Controlled-release antibacterial agents in coatings have the potential to be used over an extended period post-implantation. These coatings can be carriers of antibacterial agent which can be released through diffusion or degradation including antibiotics, metal ions, fluorine, and iodine24. Additionally, these nanomaterials can be responsive to external stimuli including magnetic fields, light, or temperature creating a temporal effect when needed. Hydrogels, hydrophilic 3D polymeric structures, and polyelectrolyte multilayers (PEMs) are made with biologically relevant materials such as chitosan, collagen, and hyaluronic acid and can be loaded with various antibacterial agents that can be used as coatings on implant surfaces with sustained release of its load but still needs further characterization [31]. Nevertheless, additional characterization of the coating process needs to be investigated to ensure that the implant’s mechanical and osseointegrative integrity is still maintained.

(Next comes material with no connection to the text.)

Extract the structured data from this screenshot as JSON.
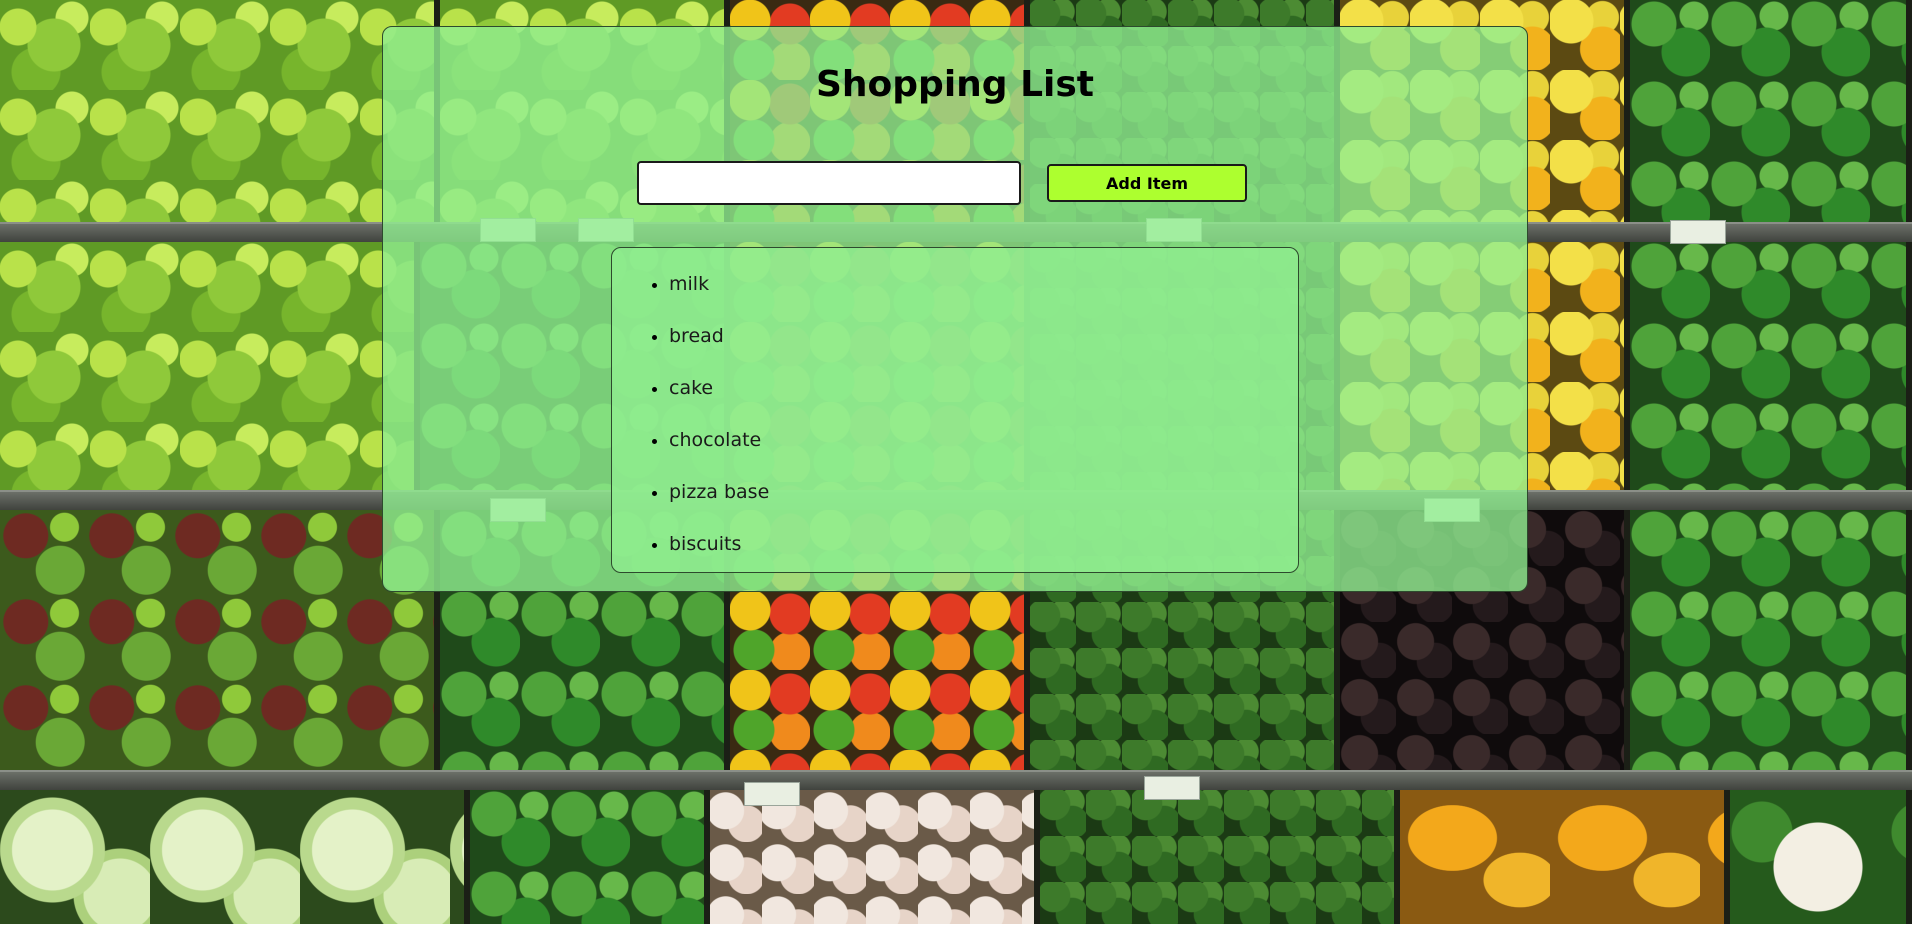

This study is not without limitations. This pilot study had a small sample size of n = 2 per group and was completed in a single experiment. This study will need to be repeated to confirm reproducibility. This study only had a single timepoint for biofilm readout. Whether attachment and kinetics of biofilm growth is altered at earlier timepoints needs to be addressed. This study also used a higher CFU than would be required for infection seeding in clinical settings. Nevertheless, results did show a difference in biofilm coverage at this high CFU, suggesting that larger differences may be apparent with smaller inoculum. Additionally, these experiments were completed in static conditions and whether different results will be obtained under constant flow conditions needs to be investigated.

Conclusion

Although many studies have been published on DLC coating of metal implant materials in the context of joint arthroplasty, this is the first evidence showing that DLC surface treatment significantly decreases S. aureus biofilm coverage on titanium discs after 2 weeks of culture via systematic SEM analysis. Although its effect was not readily apparent via crystal violet analysis, its growth differences and seeding on the surface of the implant were apparent with SEM analysis. These data have warranted further investigation into the usefulness of DLC coating in orthopaedic implants to prevent PJI.